- Spanish: Bajo la piel de lobo
- Directed by: Samu Fuentes
- Written by: Samu Fuentes
- Starring: Mario Casas; Irene Escolar; Ruth Díaz;
- Production companies: Nasa Producciones; Orreaga Filmak;
- Distributed by: Alfa Pictures
- Release dates: 3 November 2017 (SEFF); 9 March 2018 (Spain);
- Running time: 1h 50min
- Country: Spain
- Language: Spanish

= The Skin of the Wolf =

2017 film directed by Samu Fuentes

The Skin of the Wolf (Bajo la piel de lobo) is a 2017 Spanish drama film directed by Samu Fuentes. It stars Mario Casas, Irene Escolar and Ruth Díaz. The film was theatrically released in Spain on 9 March 2018.

== Plot ==
Martinon is a huntsman who lives a life of solitude on a mountain top in an abandoned town. The area near Martinon's home is rocky with steep hills, which are surrounded by a dense forest filled with wildlife. Martinon's daily routine consists of maintaining the land in front of his house, setting traps, tending to his goats and hunting for wolves so that he can trade their skins. Martinon's physical appearance, tall and muscular with shaggy hair and a bushy beard, intimidates those he encounters.

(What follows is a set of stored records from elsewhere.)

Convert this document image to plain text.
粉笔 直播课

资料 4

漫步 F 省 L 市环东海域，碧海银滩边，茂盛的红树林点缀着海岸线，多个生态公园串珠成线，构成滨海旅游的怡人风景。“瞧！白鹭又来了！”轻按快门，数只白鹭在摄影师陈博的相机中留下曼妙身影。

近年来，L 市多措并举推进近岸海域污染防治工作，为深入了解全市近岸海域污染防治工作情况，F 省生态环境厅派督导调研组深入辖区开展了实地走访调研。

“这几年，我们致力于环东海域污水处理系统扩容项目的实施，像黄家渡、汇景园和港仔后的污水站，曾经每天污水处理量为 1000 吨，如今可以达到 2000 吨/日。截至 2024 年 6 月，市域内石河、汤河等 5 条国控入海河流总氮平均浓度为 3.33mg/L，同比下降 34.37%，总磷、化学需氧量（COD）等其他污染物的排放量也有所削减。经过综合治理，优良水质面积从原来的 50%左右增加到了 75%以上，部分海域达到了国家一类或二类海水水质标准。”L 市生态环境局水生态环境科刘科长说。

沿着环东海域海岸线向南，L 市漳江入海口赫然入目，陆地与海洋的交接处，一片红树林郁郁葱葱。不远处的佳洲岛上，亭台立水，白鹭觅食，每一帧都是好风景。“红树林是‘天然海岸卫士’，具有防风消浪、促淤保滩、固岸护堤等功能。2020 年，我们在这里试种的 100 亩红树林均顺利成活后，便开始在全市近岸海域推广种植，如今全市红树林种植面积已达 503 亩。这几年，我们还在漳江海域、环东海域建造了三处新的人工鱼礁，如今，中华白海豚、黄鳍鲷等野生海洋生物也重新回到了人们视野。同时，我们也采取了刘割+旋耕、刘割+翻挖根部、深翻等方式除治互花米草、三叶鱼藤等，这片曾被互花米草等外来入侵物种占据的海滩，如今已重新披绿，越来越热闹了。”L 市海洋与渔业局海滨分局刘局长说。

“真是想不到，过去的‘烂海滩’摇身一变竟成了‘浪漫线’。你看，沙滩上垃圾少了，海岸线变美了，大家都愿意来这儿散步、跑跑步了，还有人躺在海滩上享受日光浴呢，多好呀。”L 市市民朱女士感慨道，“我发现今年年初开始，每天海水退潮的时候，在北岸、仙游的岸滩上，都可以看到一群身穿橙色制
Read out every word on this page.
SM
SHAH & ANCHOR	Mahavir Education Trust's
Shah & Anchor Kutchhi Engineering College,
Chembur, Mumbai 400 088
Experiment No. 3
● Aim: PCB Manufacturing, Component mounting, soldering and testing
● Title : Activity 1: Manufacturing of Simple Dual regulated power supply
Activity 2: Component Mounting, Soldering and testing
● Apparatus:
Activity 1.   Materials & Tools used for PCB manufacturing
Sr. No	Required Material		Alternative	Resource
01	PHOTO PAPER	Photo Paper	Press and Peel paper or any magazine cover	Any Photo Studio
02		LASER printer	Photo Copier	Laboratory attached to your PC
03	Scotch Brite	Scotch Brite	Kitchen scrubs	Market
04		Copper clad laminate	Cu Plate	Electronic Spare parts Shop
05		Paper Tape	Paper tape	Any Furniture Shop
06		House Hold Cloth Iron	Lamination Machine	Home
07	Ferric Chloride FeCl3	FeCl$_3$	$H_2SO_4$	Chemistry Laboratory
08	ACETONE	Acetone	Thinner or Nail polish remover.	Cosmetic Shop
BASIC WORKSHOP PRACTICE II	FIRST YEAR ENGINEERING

During a visit to the local town, Martinon is collecting a bounty from wolf skin from the mayor. The mayor haggles with him over the price. The bar owner Severino suggests to Martinon that he should consider marriage and starting a family to pass on his property as his legacy. Martinon considers the suggestion but points out that the conditions of his life in the mountains are no place for children or a wife. On his way out of town Martinon has sex with a local woman, Pascuala. Martinon makes a deal with Pascuala's father, Ubaldo, and pays the father a sum of money for Pascuala.

Martinon leaves town with Pascuala as his wife. Pascuala adapts to her new home life with ease, but begins showing signs of an unknown illness through consistent coughing. Pascuala also tells Martinon that she is pregnant. Martinon shows no verbal or facial expressions on how he feels about the pregnancy, but begins to create a baby crib. Pascuala's illness worsens, resulting with a difficult pregnancy. Bedridden Pasculua dies while giving birth to a stillborn baby boy, while Martinon is tending to the goats.

Visibly saddened and frustrated because of the deaths of his wife and son, Martinon breaks the baby crib he created. While attempting to bury their bodies, Martinon burst into a fit of anger and begins knocking down the headstones on the older surrounding graves of the graveyard. Martinon brings the bodies of his wife and the baby boy to Ubaldo, and accuses him of knowing that Pasculua was sick and pregnant with someone else's child upon joining him. Ubaldo concedes to the accusations, stating that he was afraid that Pascuala's reputation would be ruined. He'd hoped that once Pascuala had her baby, people would believe that Martinon was the father, since they were living together. Martinon berates Ubaldo for not being a good father and demands his money back. Ulbaldo begs Martinon for time to collect the money. Martinon gives him until the next spring to pay.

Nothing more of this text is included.